Correspondance de Voltaire/1745/Lettre 1741

Correspondance de Voltaire/1745
Correspondance : année 1745GarnierŒuvres complètes de Voltaire, tome 36 (p. 376).
1741. — À M. LE DUC DE RICHELIEU.
Le 20 juin.

Voici un petit morceau dans lequel il y a d’assez bonnes choses. Il y a surtout un vers admirable :


Un roi plus craint que Charle et plus aimé qu’Henri[1].

Vous devriez bien, monseigneur, mettre le doigt là-dessus à notre adorable monarque. De héros à héros il n’y a que la main.

Voici une mauvaise plaisanterie que j’ai envoyée au vainqueur de Friedberg[2]. Je ne traite pas le roi de Prusse si sérieusement que le roi mon maître.


Lorsque deux rois s’entendent bien[3],
Que chacun d’eux, etc.

On peut, je crois, égayer Sa Majesté de ces balivernes, qui ne courront point.

J’eus l’honneur de vous envoyer hier de nouveaux essais de la fête[4] ; mais il y en a bien d’autres sur le métier.

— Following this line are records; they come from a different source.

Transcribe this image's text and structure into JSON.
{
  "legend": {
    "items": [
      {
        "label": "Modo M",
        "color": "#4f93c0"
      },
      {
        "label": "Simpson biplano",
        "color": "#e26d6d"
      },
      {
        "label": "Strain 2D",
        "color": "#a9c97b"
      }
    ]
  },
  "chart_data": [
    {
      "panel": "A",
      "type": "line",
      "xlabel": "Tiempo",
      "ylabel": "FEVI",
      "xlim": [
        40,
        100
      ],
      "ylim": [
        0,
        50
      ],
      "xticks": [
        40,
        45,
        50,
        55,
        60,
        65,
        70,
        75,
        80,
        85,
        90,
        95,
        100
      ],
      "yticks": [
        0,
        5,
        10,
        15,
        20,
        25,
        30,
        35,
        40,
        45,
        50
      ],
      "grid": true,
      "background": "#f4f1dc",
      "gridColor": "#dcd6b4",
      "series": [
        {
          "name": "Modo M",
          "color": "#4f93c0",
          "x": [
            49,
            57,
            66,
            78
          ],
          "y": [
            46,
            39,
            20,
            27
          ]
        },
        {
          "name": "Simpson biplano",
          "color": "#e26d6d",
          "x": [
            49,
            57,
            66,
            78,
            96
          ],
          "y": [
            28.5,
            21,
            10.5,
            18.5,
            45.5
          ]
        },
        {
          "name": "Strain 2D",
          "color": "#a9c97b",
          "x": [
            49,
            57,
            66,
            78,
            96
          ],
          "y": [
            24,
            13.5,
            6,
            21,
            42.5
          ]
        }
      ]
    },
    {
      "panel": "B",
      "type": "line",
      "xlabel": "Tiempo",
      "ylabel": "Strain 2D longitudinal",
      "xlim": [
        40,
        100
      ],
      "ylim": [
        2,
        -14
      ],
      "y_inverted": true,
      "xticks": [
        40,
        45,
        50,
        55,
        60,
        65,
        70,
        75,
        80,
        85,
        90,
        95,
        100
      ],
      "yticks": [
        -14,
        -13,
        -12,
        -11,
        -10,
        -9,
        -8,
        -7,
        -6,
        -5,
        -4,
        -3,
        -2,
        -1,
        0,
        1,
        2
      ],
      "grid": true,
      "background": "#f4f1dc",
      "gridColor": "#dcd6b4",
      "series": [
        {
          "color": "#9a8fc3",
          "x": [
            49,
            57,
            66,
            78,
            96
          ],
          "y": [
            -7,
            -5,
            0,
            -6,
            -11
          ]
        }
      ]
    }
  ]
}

Il ne s’agit que de voir avec Rameau ce qui conviendra le plus aux fantaisies de son génie. Je serai son esclave pour vous faire voir que je suis le vôtre ; mais, en vérité, vous devriez bien mander à Mme de Pompadour autre chose de moi que ces beaux mots : Je ne suis pas trop content de son acte. J’aimerais bien mieux qu’elle sût par vous combien ses bontés me pénètrent de reconnaissance, et à quel point je vous fais son éloge ; car je vous parle d’elle comme je lui parle de vous, et, en vérité, je lui suis très-tendrement attaché, et je crois devoir compter sur sa bienveillance autant que personne. Quand mes sentiments pour elle lui seraient revenus par vous, y aurait-il eu si grand mal ? Ignorez-vous le prix de ce que vous dites et de ce que vous écrivez ? Adieu, monseigneur, mon cœur est à vous pour jamais.

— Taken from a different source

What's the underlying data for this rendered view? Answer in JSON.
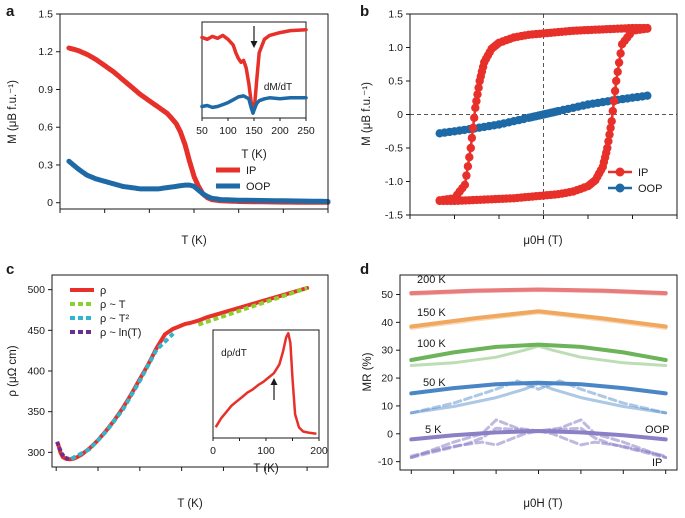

Il n’y a qu’une voix sur la beauté et la grandeur du sujet, et je ne sais rien de si convenable et de si heureux.

  1. C’est le huitième vers des stances dont il est question dans la note 1 de la page 361.
  2. Frédéric avait gagné la bataille de Friedberg le 4 juin.
  3. Voyez, tome X, l’épitre qui commence par ces vers.
  4. Le Temple de la Gloire ; voyez tome IV, page 348.